Dispatches

G-7 Summit

       Expanding Democracy, pulling Africa into the global economy, and rubbing everyone’s nose in our economic turnaround–those are the issues that summiteers will start discussing on Saturday morning. But barely a week before the handover, the administration is determined to send the strongest message possible to China on Hong Kong. There is apparently already substantial agreement on language for the final communiqué on the need for all parties to live up to the 1984 joint agreement. But the issue will move more sharply into focus on Sunday morning when Madeleine Albright and Tony Blair will deliver a one, two punch on the Brinkley show. They are expected to address the recent rollbacks on democratic rights in the city and how precisely they will register their disapproval as the Chinese install their handpicked legislature. I have a special interest in this since my brother lives in Hong Kong and he will be watching with concern as the Brits roll up the Union Jack, sail off for the Falklands, and the People’s Liberation Army takes over community policing.
       Prozac alert. Boris Yeltsin is apparently going to set the summit mood tonight with an opening speech to his fellow leaders and will reportedly regale them with the details of the impact on Russia of the transition to a market economy. If that’s not cheery enough, the dinner topic will be Bosnia–specifically, the “the nonmilitary parts of the peace process”–that means war criminals and the fading dream of peaceful multicultural coexistence.
       We have news! Thank goodness for the Japanese, who are objecting to Russia’s accession into the G-7. Prime Minister Hashimoto seems determined to keep Yeltsin out of financial and economic meetings and will insist on raising the issue of the Kurile Islands–seized by the Red Army in 1945. There also appears to be some disagreement over how much monitoring by the U.S. of Japanese deregulation was agreed to in yesterday’s joint statement on the issue. These are clearly people who understand how to compete with Tim McVeigh and JonBenet. Perhaps they’re planning to revive their economy by launching a massive news export operation. Nissan Pathfinder versus Time’s Pathfinder. They could buy the Globe and offer a $500,000 reward for information leading to the arrest and conviction of Ratko Mladic and Radovan Karadzic.

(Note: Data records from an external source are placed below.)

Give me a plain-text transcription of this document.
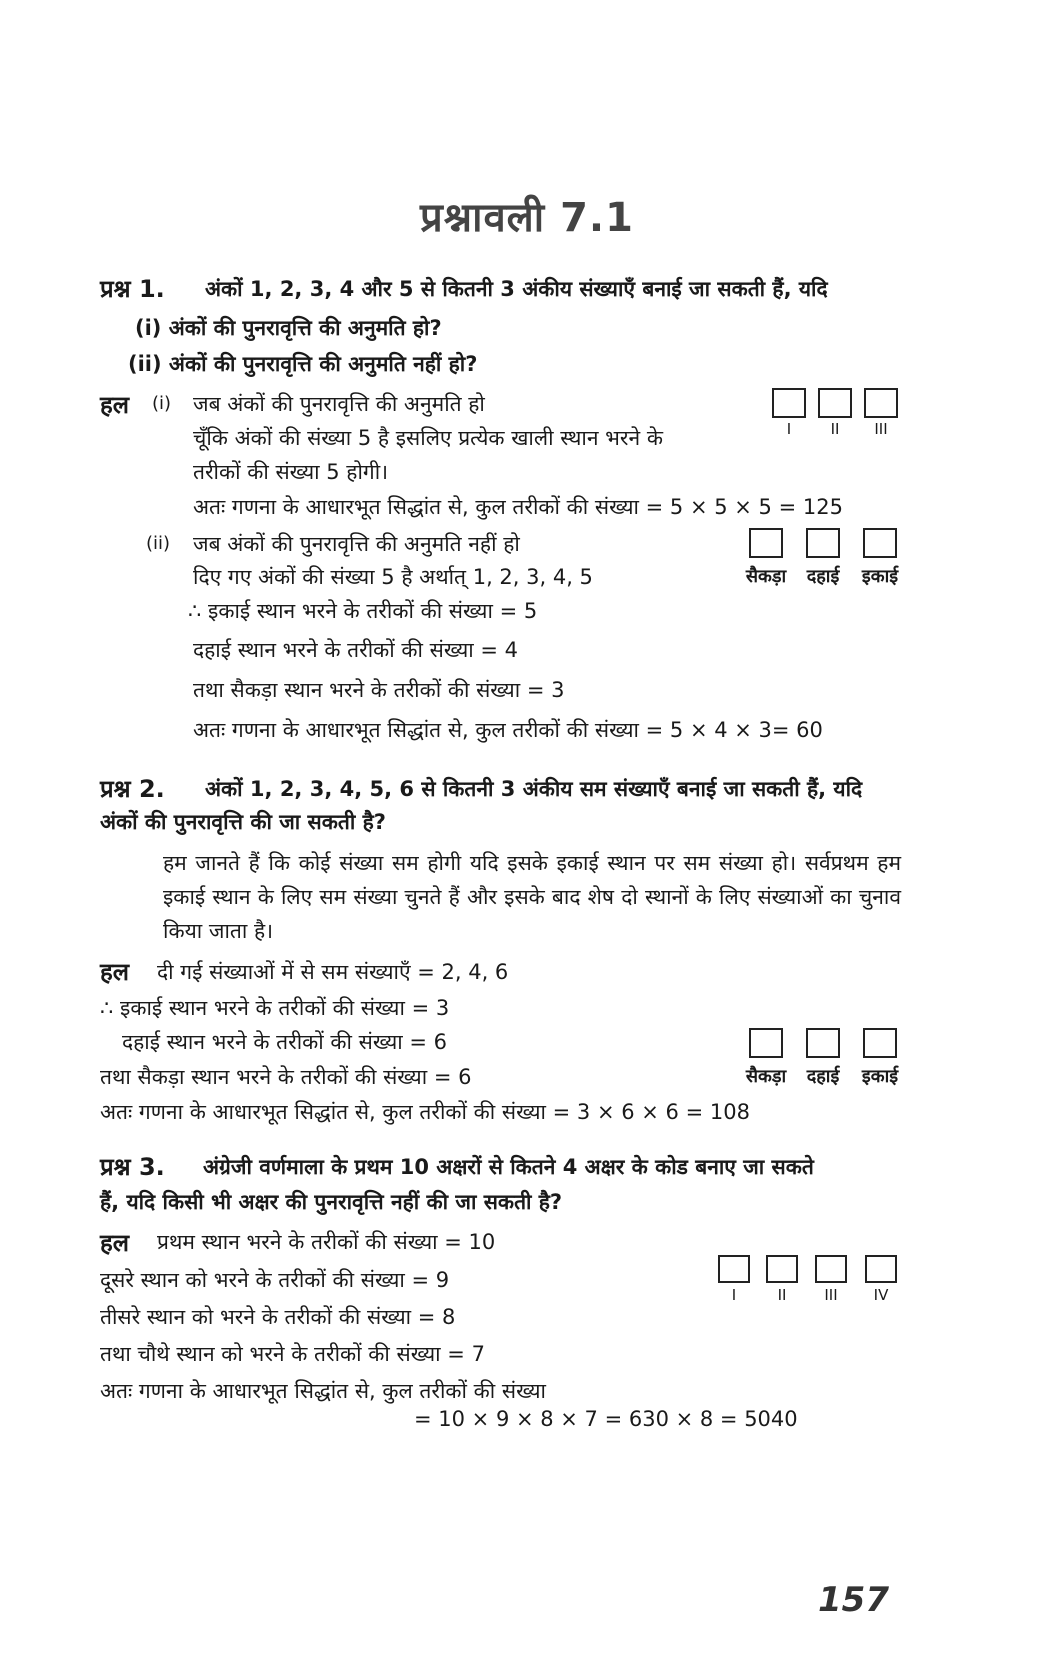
प्रश्नावली 7.1
प्रश्न 1. अंकों 1, 2, 3, 4 और 5 से कितनी 3 अंकीय संख्याएँ बनाई जा सकती हैं, यदि
(i) अंकों की पुनरावृत्ति की अनुमति हो?
(ii) अंकों की पुनरावृत्ति की अनुमति नहीं हो?
हल (i) जब अंकों की पुनरावृत्ति की अनुमति हो
चूँकि अंकों की संख्या 5 है इसलिए प्रत्येक खाली स्थान भरने के
तरीकों की संख्या 5 होगी।
अतः गणना के आधारभूत सिद्धांत से, कुल तरीकों की संख्या = 5 × 5 × 5 = 125
I	II	III
(ii) जब अंकों की पुनरावृत्ति की अनुमति नहीं हो
दिए गए अंकों की संख्या 5 है अर्थात् 1, 2, 3, 4, 5
∴ इकाई स्थान भरने के तरीकों की संख्या = 5
दहाई स्थान भरने के तरीकों की संख्या = 4
तथा सैकड़ा स्थान भरने के तरीकों की संख्या = 3
अतः गणना के आधारभूत सिद्धांत से, कुल तरीकों की संख्या = 5 × 4 × 3= 60
सैकड़ा	दहाई	इकाई
प्रश्न 2. अंकों 1, 2, 3, 4, 5, 6 से कितनी 3 अंकीय सम संख्याएँ बनाई जा सकती हैं, यदि
अंकों की पुनरावृत्ति की जा सकती है?
हम जानते हैं कि कोई संख्या सम होगी यदि इसके इकाई स्थान पर सम संख्या हो। सर्वप्रथम हम इकाई स्थान के लिए सम संख्या चुनते हैं और इसके बाद शेष दो स्थानों के लिए संख्याओं का चुनाव किया जाता है।
हल दी गई संख्याओं में से सम संख्याएँ = 2, 4, 6
∴ इकाई स्थान भरने के तरीकों की संख्या = 3
दहाई स्थान भरने के तरीकों की संख्या = 6
तथा सैकड़ा स्थान भरने के तरीकों की संख्या = 6
अतः गणना के आधारभूत सिद्धांत से, कुल तरीकों की संख्या = 3 × 6 × 6 = 108
सैकड़ा	दहाई	इकाई
प्रश्न 3. अंग्रेजी वर्णमाला के प्रथम 10 अक्षरों से कितने 4 अक्षर के कोड बनाए जा सकते
हैं, यदि किसी भी अक्षर की पुनरावृत्ति नहीं की जा सकती है?
हल प्रथम स्थान भरने के तरीकों की संख्या = 10
दूसरे स्थान को भरने के तरीकों की संख्या = 9
तीसरे स्थान को भरने के तरीकों की संख्या = 8
तथा चौथे स्थान को भरने के तरीकों की संख्या = 7
अतः गणना के आधारभूत सिद्धांत से, कुल तरीकों की संख्या
= 10 × 9 × 8 × 7 = 630 × 8 = 5040
I	II	III	IV
157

       I may decide to rename this the Oakland Summit–except so far there hasn’t really even been a there to not be there. The most tangible manifestation of the existence of the event is the media center housed in the cavernous downtown convention center. There are smiling volunteers, free coffee, backdrops for TV standups of cuddly stuffed mammals that presumably represent the essence of Colorado fauna. It’s everything that you would expect at a media center–except news and reporters.
       The foreign media operation is run by the doomed United States Information Agency, which is to be merged into the State Department over the next couple of years. The merger has been a pet demand of Jesse Helms who everyone knows is less interested in reinventing foreign affairs than deep-sixing it. The Beltway argument on the future of the agency has completely missed the point–a philosophical brawl over independence versus integration that overlooks the question that the corporate world asks in these situations: Does it deliver? The fact is that the USIA does a good job here, its officer corps patiently spending hour after hour doing everything from setting up tours of the local sites to getting answers to faintly irrelevant questions posed by stringers for Kazak ecology magazines. By contrast, State Department diplomats are often terrible with the press–uptight and defensive or condescending and dismissive. And the campaign trail is where most of the political appointees who dominate the State Department and White House press offices cut their teeth, and where foreign reporters, for obvious reasons, tend to get fairly short shrift. I should add that USIA embraced the Internet early and well and, whether because of their comparatively tight-knit and unbureacratic culture or just dumb luck, they consistently produce the best and most up-to-date government Web sites–including the one here at the summit.
       They held the media party at the local shopping mall because, in the immortal words of general manager Nick LeMasters, “Shopping is the most popular activity for international tourists.” No one was shopping last night, even though all the stores were open. The few journalists that were there (it was mainly summit volunteers–who wants to go to a party to which you’re actually invited without having to wangle an invitation) were knocking back the free Coors and standing in line to have their pictures taken with the Hooters Girls. Meanwhile, outside Neiman Marcus and in front of a large mock-up of the White House, a big band combo was playing “Don’t Get Around Much Anymore.” Subtle is the Lord.
       The British reporters were vaguely abuzz with the fact that William Hague, 36, was elected leader of the British Conservative Party yesterday in a surprise upset and with critical last-minute backing from Margaret Thatcher. Hague has been an iron minion ever since he became the youngest person to speak at a Tory Party convention while the Tories were still in opposition. I was the next-youngest to address the conference a couple of years later. Alas, I learned a harsh rule of politics–there’s no such thing as finishing second. The only consolation is that Hague has less hair than me and given his party’s current predicament, he’ll have none at all and be very old if he ever gets to be prime minister.